VEREIT Office Assets  
Entity Information [Line Items]  
Real Estate Investments and Related Intangibles Real Estate Investments and Related Intangibles
Property Acquisitions/Dispositions
There were no property acquisitions or dispositions during the nine months ended September 30, 2021.
Consolidated Joint Venture
VEREIT Office Assets had an interest in one consolidated joint venture that owned one property as of September 30, 2021. As of September 30, 2021, the consolidated joint venture had total assets of $30.7 million, of which $27.8 million were real estate investments, net of accumulated depreciation and amortization. The property was secured by a mortgage note payable, which was non-recourse to VEREIT Office Assets and had a net balance of $14.8 million as of December 31, 2020. During the nine months ended September 30, 2021, VEREIT, on behalf of VEREIT Office Assets, repaid the balance of the mortgage note in full and there were no amounts outstanding as of September 30, 2021. The joint venture partner was the managing member of the joint venture. However, in accordance with the joint venture agreement, VEREIT Office Assets had the ability to control operating and financing policies of the consolidated joint venture and the joint venture partner must have obtained VEREIT Office Assets’ approval for any major transactions. VEREIT Office Assets and the joint venture partner were subject to the provisions of the joint venture agreement, which included provisions for when additional contributions may be required to fund certain cash shortfalls.
Impairments
VEREIT management performed quarterly impairment review procedures for real estate investments, leasehold improvements and property and equipment and right of use assets, primarily through continuous monitoring of events and changes in circumstances that could indicate the carrying value of its real estate assets may not be recoverable.

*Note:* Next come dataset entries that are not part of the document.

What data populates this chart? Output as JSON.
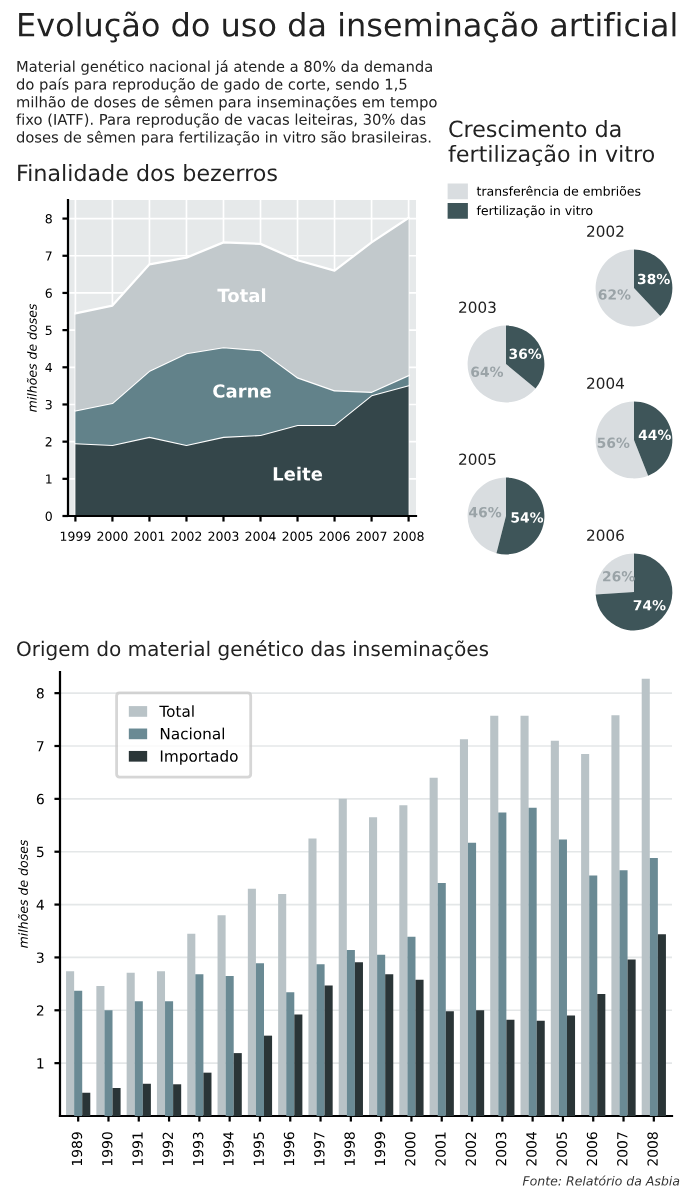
{
  "chart_data": [
    {
      "type": "other",
      "title": "Evolução do uso da inseminação artificial",
      "annotations": [
        "Material genético nacional já atende a 80% da demanda\ndo país para reprodução de gado de corte, sendo 1,5\nmilhão de doses de sêmen para inseminações em tempo\nfixo (IATF). Para reprodução de vacas leiteiras, 30% das\ndoses de sêmen para fertilização in vitro são brasileiras."
      ]
    },
    {
      "type": "area",
      "title": "Finalidade dos bezerros",
      "ylabel": "milhões de doses",
      "stacked": true,
      "legend": false,
      "grid": true,
      "categories": [
        "1999",
        "2000",
        "2001",
        "2002",
        "2003",
        "2004",
        "2005",
        "2006",
        "2007",
        "2008"
      ],
      "ylim": [
        0,
        8.5
      ],
      "yticks": [
        0,
        1,
        2,
        3,
        4,
        5,
        6,
        7,
        8
      ],
      "series": [
        {
          "name": "Leite",
          "color": "#34464a",
          "values": [
            1.96,
            1.91,
            2.13,
            1.91,
            2.13,
            2.18,
            2.45,
            2.45,
            3.25,
            3.52
          ]
        },
        {
          "name": "Carne",
          "color": "#62828a",
          "values": [
            0.88,
            1.13,
            1.78,
            2.47,
            2.41,
            2.28,
            1.28,
            0.93,
            0.09,
            0.27
          ]
        },
        {
          "name": "Total",
          "color": "#c2c9cc",
          "values": [
            2.61,
            2.62,
            2.86,
            2.57,
            2.82,
            2.86,
            3.15,
            3.22,
            4.02,
            4.23
          ]
        }
      ]
    },
    {
      "type": "other",
      "title": "Crescimento da fertilização in vitro"
    },
    {
      "type": "pie",
      "title": "2002",
      "legend": "left",
      "categories": [
        "transferência de embriões",
        "fertilização in vitro"
      ],
      "values": [
        62,
        38
      ],
      "colors": [
        "#d9dde0",
        "#3e5559"
      ],
      "value_labels": [
        "62%",
        "38%"
      ]
    },
    {
      "type": "pie",
      "title": "2003",
      "categories": [
        null,
        null
      ],
      "values": [
        64,
        36
      ],
      "colors": [
        "#d9dde0",
        "#3e5559"
      ],
      "value_labels": [
        "64%",
        "36%"
      ]
    },
    {
      "type": "pie",
      "title": "2004",
      "categories": [
        null,
        null
      ],
      "values": [
        56,
        44
      ],
      "colors": [
        "#d9dde0",
        "#3e5559"
      ],
      "value_labels": [
        "56%",
        "44%"
      ]
    },
    {
      "type": "pie",
      "title": "2005",
      "categories": [
        null,
        null
      ],
      "values": [
        46,
        54
      ],
      "colors": [
        "#d9dde0",
        "#3e5559"
      ],
      "value_labels": [
        "46%",
        "54%"
      ]
    },
    {
      "type": "pie",
      "title": "2006",
      "categories": [
        null,
        null
      ],
      "values": [
        26,
        74
      ],
      "colors": [
        "#d9dde0",
        "#3e5559"
      ],
      "value_labels": [
        "26%",
        "74%"
      ]
    },
    {
      "type": "bar",
      "title": "Origem do material genético das inseminações",
      "ylabel": "milhões de doses",
      "legend": "top left",
      "grid": "y",
      "categories": [
        "1989",
        "1990",
        "1991",
        "1992",
        "1993",
        "1994",
        "1995",
        "1996",
        "1997",
        "1998",
        "1999",
        "2000",
        "2001",
        "2002",
        "2003",
        "2004",
        "2005",
        "2006",
        "2007",
        "2008"
      ],
      "ylim": [
        0,
        8.4
      ],
      "yticks": [
        1,
        2,
        3,
        4,
        5,
        6,
        7,
        8
      ],
      "annotations": [
        "Fonte: Relatório da Asbia"
      ],
      "series": [
        {
          "name": "Total",
          "color": "#b9c3c7",
          "values": [
            2.74,
            2.46,
            2.71,
            2.74,
            3.45,
            3.8,
            4.3,
            4.2,
            5.25,
            6.0,
            5.65,
            5.88,
            6.4,
            7.13,
            7.57,
            7.57,
            7.1,
            6.85,
            7.58,
            8.27
          ]
        },
        {
          "name": "Nacional",
          "color": "#6a8a94",
          "values": [
            2.37,
            2.0,
            2.17,
            2.17,
            2.68,
            2.65,
            2.89,
            2.34,
            2.87,
            3.14,
            3.05,
            3.39,
            4.41,
            5.17,
            5.74,
            5.83,
            5.23,
            4.55,
            4.65,
            4.88
          ]
        },
        {
          "name": "Importado",
          "color": "#2a3537",
          "values": [
            0.44,
            0.53,
            0.61,
            0.6,
            0.82,
            1.19,
            1.52,
            1.92,
            2.47,
            2.91,
            2.68,
            2.58,
            1.98,
            2.0,
            1.82,
            1.8,
            1.9,
            2.31,
            2.96,
            3.44
          ]
        }
      ]
    }
  ]
}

As part of VEREIT management’s quarterly impairment review procedures, net real estate assets representing three and four properties of VEREIT Office Assets were deemed to be impaired resulting in impairment charges of $6.4 million and $28.1 million during the three and nine months ended September 30, 2021, respectively. The impairment charges related to properties that VEREIT management identified for potential sale or were determined, based on discussions with the current tenants, would not be re-leased by the tenant and VEREIT management believed the properties would not be leased to another tenant at a rental rate that supported the book value. VEREIT estimated fair values using Level 3 inputs and used a combined income and market approach, specifically using discounted cash flow analysis and recent comparable sales transactions. The evaluation of real estate assets for potential impairment required VEREIT’s management to exercise significant judgment and make certain key assumptions, which included the following: (1) capitalization rate; (2) discount rates; (3) number of years the property will be held; (4) property operating expenses; and (5) re-leasing assumptions, including number of months to re-lease, market rental revenue and required tenant improvements. There were inherent uncertainties in making these estimates such as market conditions and performance and sustainability of VEREIT Office Assets’ tenants. For VEREIT’s impairment tests for the real estate assets during the three months ended September 30, 2021, VEREIT used a weighted-average discount rate of 9.7% and a weighted-average capitalization rate of 9.2%. For VEREIT’s impairment tests for the real estate assets during the nine months ended September 30, 2021, VEREIT used a weighted-average discount rate of 9.0% and a weighted-average capitalization rate of 8.5%.